Deejaying live, Sasha continues to lose aim, like a Captain Ahab without his Moby-Dick (in this case co-headliner John Digweed) to provide a target. Playing from a balcony, Sasha started Wednesday's show on a bad note by dropping a melodramatic ambient intro that said "Look at me!" And look we did, only to see Sasha ghost-faced and clammy, ironing out crooked mixes and struggling with double beats. Boston DJ John Debo's warm-up set of melodic bass lines had a restrained sense of energy, but Sasha needed a spotlight of dead air. His tracks were predictably crowd-pleasing, with glow-stick-rousing breakdowns that lumped him in more with trance pinup boys Tiesto and Oakenfold than with the American house music he helped integrate into a unique British sound under his and Digweed's exceptional Northern Exposure mix CDs.
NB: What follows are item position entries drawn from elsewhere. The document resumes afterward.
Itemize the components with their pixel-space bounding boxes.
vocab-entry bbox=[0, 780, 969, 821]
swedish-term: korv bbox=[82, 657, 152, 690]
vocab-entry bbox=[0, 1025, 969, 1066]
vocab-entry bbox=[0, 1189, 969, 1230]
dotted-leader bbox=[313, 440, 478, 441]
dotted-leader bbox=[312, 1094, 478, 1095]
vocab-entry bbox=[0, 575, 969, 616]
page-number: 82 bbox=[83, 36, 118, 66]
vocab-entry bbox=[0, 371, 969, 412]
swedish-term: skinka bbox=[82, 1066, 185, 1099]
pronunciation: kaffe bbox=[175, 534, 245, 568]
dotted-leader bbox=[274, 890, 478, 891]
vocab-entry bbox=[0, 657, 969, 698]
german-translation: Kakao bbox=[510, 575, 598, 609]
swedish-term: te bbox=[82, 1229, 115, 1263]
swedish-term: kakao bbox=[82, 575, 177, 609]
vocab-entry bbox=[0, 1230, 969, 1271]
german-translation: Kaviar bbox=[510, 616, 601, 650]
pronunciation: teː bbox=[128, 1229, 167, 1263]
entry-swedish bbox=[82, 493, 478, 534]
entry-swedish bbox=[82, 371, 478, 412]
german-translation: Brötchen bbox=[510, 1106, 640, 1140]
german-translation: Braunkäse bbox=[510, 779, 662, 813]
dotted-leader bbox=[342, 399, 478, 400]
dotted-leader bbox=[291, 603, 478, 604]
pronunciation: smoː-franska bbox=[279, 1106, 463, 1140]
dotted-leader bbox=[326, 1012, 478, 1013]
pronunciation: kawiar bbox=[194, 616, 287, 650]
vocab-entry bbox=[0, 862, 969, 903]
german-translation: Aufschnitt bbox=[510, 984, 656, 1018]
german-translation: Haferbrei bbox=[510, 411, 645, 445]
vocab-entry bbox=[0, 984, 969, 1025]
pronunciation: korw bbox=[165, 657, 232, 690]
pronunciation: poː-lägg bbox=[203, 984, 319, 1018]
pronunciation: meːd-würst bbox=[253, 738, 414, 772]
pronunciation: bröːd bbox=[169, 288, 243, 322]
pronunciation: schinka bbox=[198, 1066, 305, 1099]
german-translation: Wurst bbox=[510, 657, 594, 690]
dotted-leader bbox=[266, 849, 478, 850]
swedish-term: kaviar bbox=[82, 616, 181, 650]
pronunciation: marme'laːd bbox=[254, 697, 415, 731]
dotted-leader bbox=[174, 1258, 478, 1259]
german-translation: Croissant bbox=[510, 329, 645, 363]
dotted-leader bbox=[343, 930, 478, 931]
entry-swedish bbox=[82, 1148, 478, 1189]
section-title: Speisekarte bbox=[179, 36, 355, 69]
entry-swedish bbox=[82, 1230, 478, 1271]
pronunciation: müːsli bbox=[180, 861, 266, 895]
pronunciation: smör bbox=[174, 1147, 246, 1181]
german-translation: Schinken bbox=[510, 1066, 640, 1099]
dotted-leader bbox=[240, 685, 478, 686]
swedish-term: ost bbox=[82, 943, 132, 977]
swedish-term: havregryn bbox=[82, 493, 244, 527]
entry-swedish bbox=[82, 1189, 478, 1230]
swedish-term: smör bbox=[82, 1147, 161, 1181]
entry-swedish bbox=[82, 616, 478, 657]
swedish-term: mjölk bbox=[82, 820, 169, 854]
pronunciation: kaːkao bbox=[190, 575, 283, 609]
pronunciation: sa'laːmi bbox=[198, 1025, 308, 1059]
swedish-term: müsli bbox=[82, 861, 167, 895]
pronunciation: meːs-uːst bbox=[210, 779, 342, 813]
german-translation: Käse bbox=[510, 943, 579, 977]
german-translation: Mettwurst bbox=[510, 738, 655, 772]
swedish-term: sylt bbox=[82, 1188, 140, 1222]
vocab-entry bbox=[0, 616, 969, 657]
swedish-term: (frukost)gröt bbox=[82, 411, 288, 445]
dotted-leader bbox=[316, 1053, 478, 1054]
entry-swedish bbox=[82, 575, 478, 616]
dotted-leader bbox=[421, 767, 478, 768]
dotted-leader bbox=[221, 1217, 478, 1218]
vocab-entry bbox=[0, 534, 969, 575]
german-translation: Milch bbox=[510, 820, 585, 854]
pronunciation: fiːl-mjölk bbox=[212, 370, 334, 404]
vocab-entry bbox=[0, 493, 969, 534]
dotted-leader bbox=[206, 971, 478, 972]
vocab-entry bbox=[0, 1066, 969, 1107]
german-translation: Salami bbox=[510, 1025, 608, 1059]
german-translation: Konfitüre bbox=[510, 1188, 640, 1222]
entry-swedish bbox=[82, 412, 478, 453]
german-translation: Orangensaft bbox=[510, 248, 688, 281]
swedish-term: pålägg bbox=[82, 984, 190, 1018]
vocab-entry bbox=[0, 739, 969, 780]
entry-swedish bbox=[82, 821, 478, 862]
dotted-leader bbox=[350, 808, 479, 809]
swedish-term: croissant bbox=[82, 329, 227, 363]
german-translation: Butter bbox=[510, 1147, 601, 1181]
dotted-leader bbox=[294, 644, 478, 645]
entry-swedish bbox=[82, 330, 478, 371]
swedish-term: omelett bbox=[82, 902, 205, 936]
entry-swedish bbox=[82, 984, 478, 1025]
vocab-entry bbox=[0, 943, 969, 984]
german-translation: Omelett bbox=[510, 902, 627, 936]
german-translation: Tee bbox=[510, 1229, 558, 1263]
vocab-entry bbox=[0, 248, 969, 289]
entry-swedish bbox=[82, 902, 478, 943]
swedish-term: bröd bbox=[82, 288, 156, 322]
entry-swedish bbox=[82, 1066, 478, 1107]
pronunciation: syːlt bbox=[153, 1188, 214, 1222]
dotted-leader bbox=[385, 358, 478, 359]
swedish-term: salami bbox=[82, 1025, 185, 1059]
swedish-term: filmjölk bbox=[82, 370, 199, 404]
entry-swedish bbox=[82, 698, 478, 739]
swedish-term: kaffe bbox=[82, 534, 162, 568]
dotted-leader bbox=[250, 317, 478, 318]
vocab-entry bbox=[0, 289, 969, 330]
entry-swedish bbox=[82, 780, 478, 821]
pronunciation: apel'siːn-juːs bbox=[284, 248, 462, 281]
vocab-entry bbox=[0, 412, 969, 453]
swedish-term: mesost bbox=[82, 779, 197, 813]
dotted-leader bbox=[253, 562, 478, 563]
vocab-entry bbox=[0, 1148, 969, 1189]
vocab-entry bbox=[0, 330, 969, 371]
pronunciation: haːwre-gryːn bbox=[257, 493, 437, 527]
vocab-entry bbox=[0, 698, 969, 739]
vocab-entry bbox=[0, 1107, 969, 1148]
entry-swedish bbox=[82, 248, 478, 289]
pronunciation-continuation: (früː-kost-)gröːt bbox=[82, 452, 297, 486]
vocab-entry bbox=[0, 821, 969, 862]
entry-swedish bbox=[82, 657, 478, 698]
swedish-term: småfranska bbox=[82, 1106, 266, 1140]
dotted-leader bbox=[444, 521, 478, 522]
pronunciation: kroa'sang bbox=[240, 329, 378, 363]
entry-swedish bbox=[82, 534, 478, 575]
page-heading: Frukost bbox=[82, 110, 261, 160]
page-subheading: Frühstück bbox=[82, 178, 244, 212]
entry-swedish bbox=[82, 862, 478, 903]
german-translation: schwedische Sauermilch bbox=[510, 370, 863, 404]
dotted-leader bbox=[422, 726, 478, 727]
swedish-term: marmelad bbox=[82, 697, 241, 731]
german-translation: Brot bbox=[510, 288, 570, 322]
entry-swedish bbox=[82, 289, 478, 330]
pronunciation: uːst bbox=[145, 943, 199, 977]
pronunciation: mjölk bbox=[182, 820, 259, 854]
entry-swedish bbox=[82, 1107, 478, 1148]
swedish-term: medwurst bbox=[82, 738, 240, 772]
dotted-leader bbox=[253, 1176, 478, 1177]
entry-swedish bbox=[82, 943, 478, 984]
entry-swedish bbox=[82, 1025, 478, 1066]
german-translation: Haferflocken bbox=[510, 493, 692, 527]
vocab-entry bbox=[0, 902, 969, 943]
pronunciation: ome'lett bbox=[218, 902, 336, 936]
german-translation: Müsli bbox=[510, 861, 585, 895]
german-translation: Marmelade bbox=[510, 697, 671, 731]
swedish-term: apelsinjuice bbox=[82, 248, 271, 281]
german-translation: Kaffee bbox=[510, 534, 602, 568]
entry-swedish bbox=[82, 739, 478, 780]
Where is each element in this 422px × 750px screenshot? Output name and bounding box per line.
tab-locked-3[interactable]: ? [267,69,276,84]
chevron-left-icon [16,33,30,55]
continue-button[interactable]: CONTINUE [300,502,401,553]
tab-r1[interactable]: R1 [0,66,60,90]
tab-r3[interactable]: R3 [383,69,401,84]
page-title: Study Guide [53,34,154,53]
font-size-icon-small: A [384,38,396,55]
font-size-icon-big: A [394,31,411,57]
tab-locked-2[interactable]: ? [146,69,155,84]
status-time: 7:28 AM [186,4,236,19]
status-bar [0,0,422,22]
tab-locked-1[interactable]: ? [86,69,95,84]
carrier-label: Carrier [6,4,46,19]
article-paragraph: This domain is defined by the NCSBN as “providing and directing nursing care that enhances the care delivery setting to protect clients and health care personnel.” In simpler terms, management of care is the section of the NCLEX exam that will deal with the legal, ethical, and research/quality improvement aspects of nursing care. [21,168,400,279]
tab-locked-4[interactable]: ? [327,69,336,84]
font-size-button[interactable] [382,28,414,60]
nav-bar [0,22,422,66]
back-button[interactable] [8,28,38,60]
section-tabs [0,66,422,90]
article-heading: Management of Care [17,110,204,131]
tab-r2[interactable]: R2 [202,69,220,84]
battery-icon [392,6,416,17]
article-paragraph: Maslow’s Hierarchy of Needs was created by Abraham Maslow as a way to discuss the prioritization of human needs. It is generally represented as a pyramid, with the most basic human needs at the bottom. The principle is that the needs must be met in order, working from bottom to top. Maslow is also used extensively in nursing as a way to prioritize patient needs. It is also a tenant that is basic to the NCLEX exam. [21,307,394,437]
To be sure, high harmony, melodic keys and soulful vocals are a salvation from the linear darkness of the tribal sound du jour. Sasha tried to be uplifting without being trancey, but he seems more concerned with getting attention than with nailing the mix. It's why we're more excited by the historical progress of the domestic underground -- Hipp-e & Halo, Saeed & Palash, John Creamer & Stephane K., Natural Rhythm -- than with the history of progressive. (Dennis Romero)

ANENZEPHALIA, CRUELTY CAMPAIGN, DER BLUTHARSCH, DEUTSCH NEPAL at Garfield Bar and Grill, September 20

The gallivanting of Calandrian drums rehearses against a backdrop of Bryan Adams and Chic. Freak out? No, in -- as pool-playing patrons are shocked from their cues to rue the day apocalyptic folk music came to Paramount. Knee-bandaged waitress in red apron hefts hamburgers well-done as musicians seek a medium between the harrowing hinterlands and the beat that brings an avalanche down on a surreal Alpine scene. The atmosphere is similar to the work of Psychic TV and Einstürzende Neubauten throughout the 1980s at clubs like Helter Skelter and Lectisternium -- extreme noises from nowhere in far-flung places, returning unnoticed, directly into a void.